I was feeling pretty pitiful and overwhelmed at the end of October.
So, when I took up the task to select a book for the first Rockstar Comeback virtual book club, gratitude bubbled up to the surface for the obvious topic (plus, our discussion week fell over Thanksgiving).
The Gratitude Diaries was written from the perspective of a somewhat cynical journalist, Janice Kaplan, which stood out as a great way to approach a topic that we often write-off as mushy or unnecessary.
The beauty of gratitude is that it’s almost a cure-all.
Research has shown that simple, but purposeful gratitude practices can make us happier, healthier, more attractive and more successful.
The rub is that gratitude isn’t really naturally occurring. One must engage in a activities or rituals on an ongoing basis to build up and maintain an overall sense of appreciation.
That explains why most of us our self-centered, pessimistic whiners.
The book is a worthwhile and enjoyable read, but here are the collective takeaways that resonated with the group, especially in relation to resiliency:
1. This Isn’t Hippy Bull*
Two thousands years ago, Greek philosopher Epictetus summed it up, “People are disturbed not by events, but by the views which they take of them.”
Gratitude is simply a “mental exercise that primes the mind for positivity” and “when people share positive emotions with each other, scans show their brains sync up and show similar activity,” so we not only boost our own moods, we impact those around us for the better.
2. Gratitude is the Anecdote to Wanting More
Success in our society is all about moving forward. Achieve one goal and there’s another to take it’s place.
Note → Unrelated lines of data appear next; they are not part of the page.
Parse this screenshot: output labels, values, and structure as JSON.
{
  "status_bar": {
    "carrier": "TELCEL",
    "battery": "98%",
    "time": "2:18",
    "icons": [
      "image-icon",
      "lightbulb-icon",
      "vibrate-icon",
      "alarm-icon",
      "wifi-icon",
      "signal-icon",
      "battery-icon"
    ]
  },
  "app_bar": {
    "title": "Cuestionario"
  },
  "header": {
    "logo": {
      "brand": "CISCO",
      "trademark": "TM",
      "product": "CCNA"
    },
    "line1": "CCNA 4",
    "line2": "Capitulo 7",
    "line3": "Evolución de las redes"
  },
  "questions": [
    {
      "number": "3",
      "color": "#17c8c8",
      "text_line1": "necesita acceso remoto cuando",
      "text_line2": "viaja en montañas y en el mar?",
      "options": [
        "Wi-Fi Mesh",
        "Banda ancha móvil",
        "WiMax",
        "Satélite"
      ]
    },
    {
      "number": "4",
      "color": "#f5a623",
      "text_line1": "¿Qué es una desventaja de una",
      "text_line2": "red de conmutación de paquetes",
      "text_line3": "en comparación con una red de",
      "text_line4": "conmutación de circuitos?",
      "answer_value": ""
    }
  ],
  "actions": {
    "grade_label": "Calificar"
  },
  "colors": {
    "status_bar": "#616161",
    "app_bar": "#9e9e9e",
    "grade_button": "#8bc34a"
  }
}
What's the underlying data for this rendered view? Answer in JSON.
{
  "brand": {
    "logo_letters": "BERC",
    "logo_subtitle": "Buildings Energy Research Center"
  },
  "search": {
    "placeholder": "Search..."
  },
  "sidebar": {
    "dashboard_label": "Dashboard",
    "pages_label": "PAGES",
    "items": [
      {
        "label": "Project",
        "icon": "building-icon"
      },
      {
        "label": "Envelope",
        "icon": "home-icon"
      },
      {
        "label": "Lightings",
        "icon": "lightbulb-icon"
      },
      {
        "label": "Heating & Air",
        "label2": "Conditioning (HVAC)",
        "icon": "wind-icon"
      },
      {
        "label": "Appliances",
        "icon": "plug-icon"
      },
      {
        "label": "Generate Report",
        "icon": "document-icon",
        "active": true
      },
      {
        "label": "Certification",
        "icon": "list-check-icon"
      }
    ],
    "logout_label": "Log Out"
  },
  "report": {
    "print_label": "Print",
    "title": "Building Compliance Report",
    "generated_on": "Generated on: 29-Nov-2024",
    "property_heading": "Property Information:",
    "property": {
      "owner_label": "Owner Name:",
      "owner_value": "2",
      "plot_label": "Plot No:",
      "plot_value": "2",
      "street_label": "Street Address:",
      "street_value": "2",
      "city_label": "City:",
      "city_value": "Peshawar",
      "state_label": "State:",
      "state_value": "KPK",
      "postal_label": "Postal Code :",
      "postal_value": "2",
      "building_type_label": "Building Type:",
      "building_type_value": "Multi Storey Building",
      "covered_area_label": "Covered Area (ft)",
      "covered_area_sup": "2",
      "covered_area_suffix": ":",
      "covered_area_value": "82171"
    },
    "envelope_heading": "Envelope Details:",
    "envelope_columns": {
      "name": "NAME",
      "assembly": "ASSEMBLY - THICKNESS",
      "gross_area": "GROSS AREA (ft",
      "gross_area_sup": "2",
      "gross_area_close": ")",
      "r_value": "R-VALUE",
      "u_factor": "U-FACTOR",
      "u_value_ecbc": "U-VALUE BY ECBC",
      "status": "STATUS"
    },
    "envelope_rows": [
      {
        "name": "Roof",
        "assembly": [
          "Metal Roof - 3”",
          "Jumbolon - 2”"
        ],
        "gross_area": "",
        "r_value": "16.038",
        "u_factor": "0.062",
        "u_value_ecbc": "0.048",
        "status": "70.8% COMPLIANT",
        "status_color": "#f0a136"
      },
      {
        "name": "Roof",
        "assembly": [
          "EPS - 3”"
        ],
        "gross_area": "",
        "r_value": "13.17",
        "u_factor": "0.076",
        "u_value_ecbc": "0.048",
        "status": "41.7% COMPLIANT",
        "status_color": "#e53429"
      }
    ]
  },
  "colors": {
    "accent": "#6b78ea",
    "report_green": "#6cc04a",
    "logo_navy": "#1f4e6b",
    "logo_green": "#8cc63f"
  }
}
Gratitude requires a different approach – “relishing the moment and not fretting about the next step.”
The real voyage of discovery “consists not in seeking new landscapes, but in having new eyes” (a new favorite quote from French Novelist, Marcel Proust).
3. Gratitude Actually Leads to More Success
One might erroneously conclude that those who focus on appreciating what they already have, instead of how to be, do, or have more would put in less effort toward their goals and ultimately settle for enough.
In fact, the research shows otherwise. “People who are consciously practicing gratitude gain a sense of purpose and a desire to achieve,” ultimately reaching more of their goals.
4. Gratitude Requires Effort, but Also Creates a Virtuous Cycle
It’s natural to focus on the negative. “If ten great things and one lousy one happen in a day, most of us will spend dinner telling our spouse about the lousy one…Our ancestors survived by remembering the one poisonous berry they encountered and telling their friends about it.”
However, when you deploy gratitude tactics in your own life, you naturally start to express appreciation to those around you, stop complaining as much, and become open to positive or “lucky” opportunities.
These chain reactions bring even more positivity into your life to be grateful for.
The author spent a year introducing positivity into specific areas of her life (a smart way to audit and target appreciation deficits and see tangible results):
- Significant Other / Marriage
- Kids / Family
- Friends
- Money
- Career
- Stuff We Own
- Health
Gratitude Tactics
A variety of rituals and actions were mentioned throughout the book, so I figured a consolidated “gratitude to do list” would appease my type-A personality (while serving as an easy reference for future self-pity slumps).
- Keep a gratitude journal (1-3 times per week)
- Take photos of experiences, people or things you are grateful for, as you recognize your appreciation (doing something has a stronger effect than just thinking about it)
- Meditate every morning for 5-10 minutes with a focus on gratitude
- Find someone to meaningfully thank every single day
- Make a gratitude visit: Write a letter to someone who has made an impact on your life, meet up, and then read it to them with no prior warning
- Engage in quality time with someone you love while purposefully turning any potential advice or criticism into a compliment or listening moment
- Write an “ethical will” for your children and/or significant other: “…shouldn’t we also leave our children a record of our values and hopes, our dreams for their future?”
- Embrace a new experience (“…you sometimes need to stop your experiences completely and look at them anew, not keep repeating them like machines. You then let fresh air into your mind.” – Indian philosopher Jiddu Krishnamurti)
- Ban yourself from commiserating – When a friend whines, have the courage to respond with a positive reframe, instead of jumping on the complain train
- Place a favorite quote that puts you in a grateful mindset next to your alarm clock so that it’s the first thing you see in the morning.
On that last note, here are a few great quotes from The Gratitude Diaries that you can steal:
Let us be grateful to the people who make us happy; they are the charming gardeners who make our souls blossom.
– Marcel Proust
There is no such thing as bad weather, only different kinds of good weather.
– John Ruskin
When you arise in the morning, think of what a precious privilege it is to be alive – to breathe, to think, to enjoy, to love.
– Marcus Aurelius
Do not spoil what you have by desiring what you have not. Remember that what you now have was once among the things you only hoped for.